While it can be muddled for someone who does not live and breathe in the world of AI and computer science, there’s a significant leap from using advanced mathematical techniques, such as predictive analytics, to help solve problems, and giving computers license to make those decisions independently.

One area of healthcare that remains beneficial to retain empathy is in workforce operations. Scheduling and staffing can benefit immensely from advanced mathematical techniques, but approaching analytics with empathy is essential.

For example, in hospitals, the amount of time staff spend on the clock before or after a scheduled shift – referred to as incidental worked time (IWT) – is an important metric to monitor. Because there are clinical justifications that cause IWT, such as staying a little later to ensure a smooth shift transition for a high-acuity patient, most organizations have a reasonable tolerance level. However, according to research conducted by Avantas, these situations only make up about 40 percent of all IWT occurrences, leaving more than half of them deemed unnecessary and preventable.

What may be surprising to staff and managers is that a few minutes of extra time a staff member spends on the clock can aggregate to hours at the unit level, potentially meaning thousands of dollars being spent on preventable IWT occurrences each pay period.

A department leader can use analytics to monitor how much IWT is occurring on a particular unit and determine if it needs to be reduced. The leader can go to the unit manager and tell him or her their staff needs to be in and out on time, without considering the underlying causes. This type of approach will likely not do anything to lower incidences of IWT.

An empathetic approach would be to talk to staff to determine reasons why their shifts are stretching longer. Maybe one staff member is just innately prompt. To them, being early is on time, and being on time is late. They most likely think they are being helpful. With the right education, this scenario can be curtailed.

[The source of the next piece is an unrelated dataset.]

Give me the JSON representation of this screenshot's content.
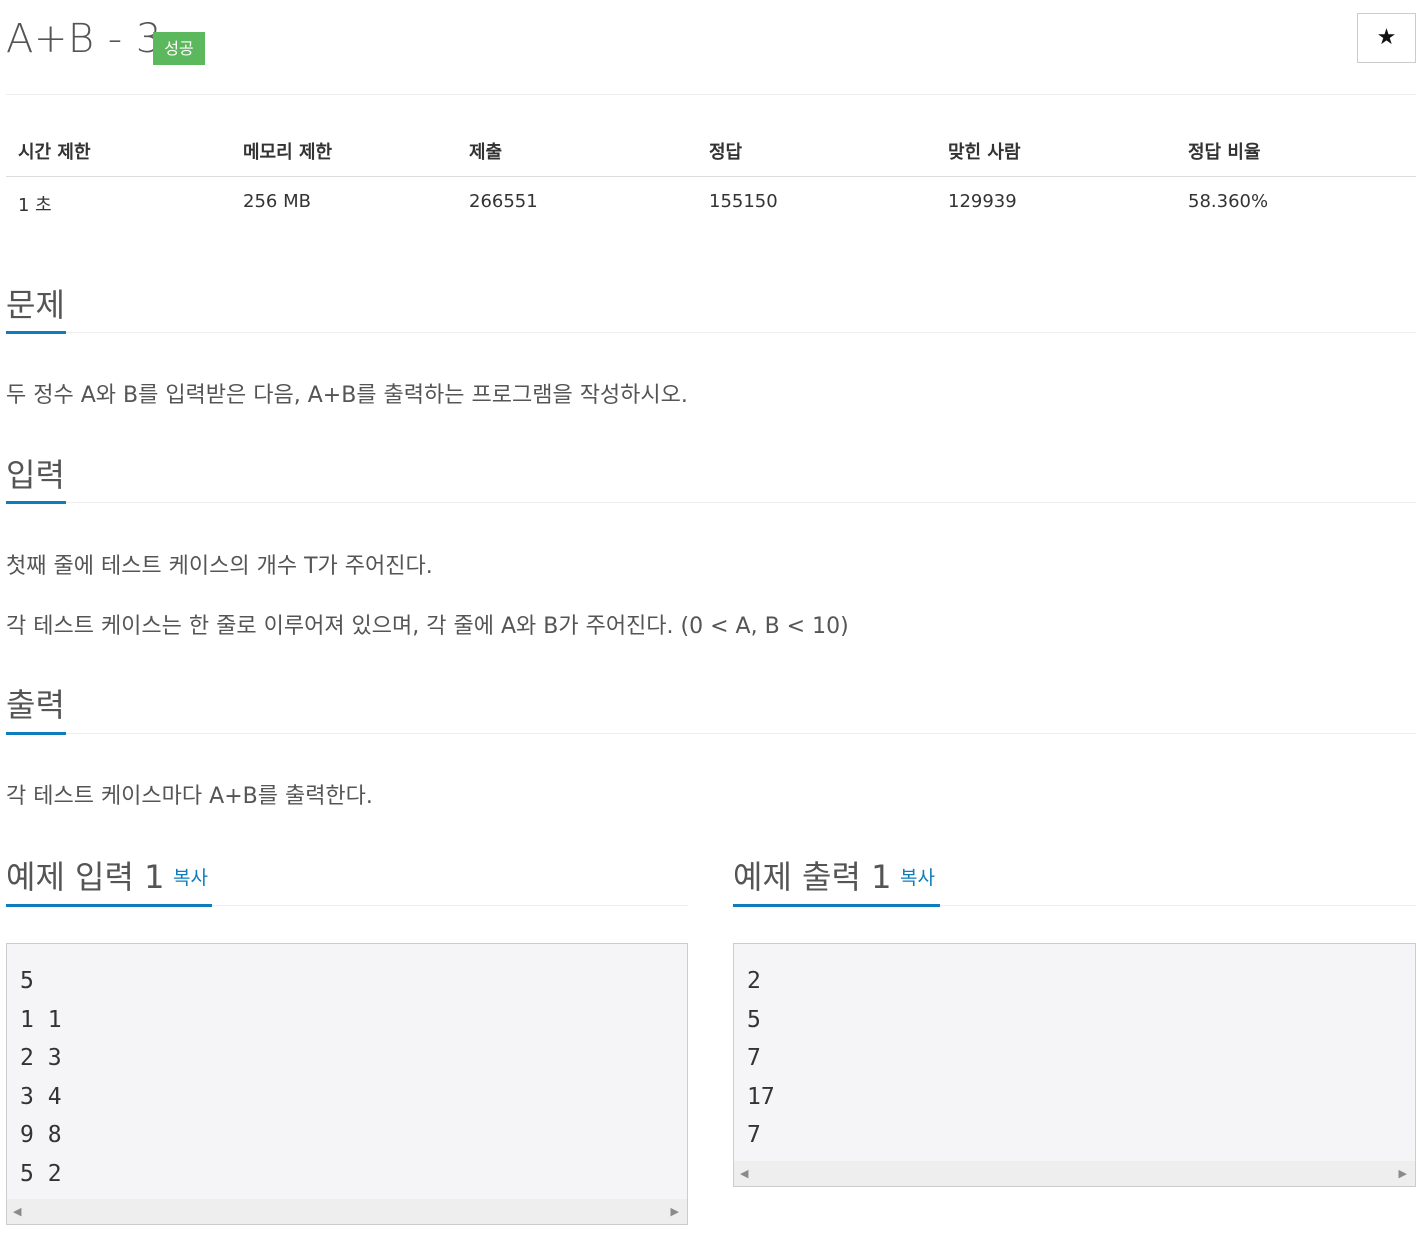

Or perhaps another staff member is struggling to get their charting completed in time because of a new electronic records system. The root cause is determined and the manager realizes this staff member just needs additional training and education on the new charting system. By the manager spending time with their staff and seeing the issue from their perspective, rather than just a metric, it connects staff members to the solution that drives results.

Big data and advanced analytics can certainly reveal insightful information. But without understanding what story the data is telling and what actions should be taken to make improvements, data is just a collection of numbers – sitting impressively idle. Data is not perfect, and algorithms are not magic. It requires a clear-eyed view to filter out emotional responses to the data to avoid errors.

Predictive analytics is a tool to be used in combination with extensive knowledge of staffing strategies; it will not solve all of an organization’s problems alone. Experts are needed to routinely monitor predictions and functional leaders within the healthcare organization need to make sure it is being applied as intended.

There is a lot about healthcare that is complicated. But what stays constant is that compassion and empathy are the foundation of providing patient care. As technology and data continue to drive improvements and offer insights, it’s important to remember that it is people who are able to make developments to the delivery of care. When considering how to optimize the workforce to improve patient care and organizational outcomes, approaching analytics with empathy and compassion will guide the organization to impactful results.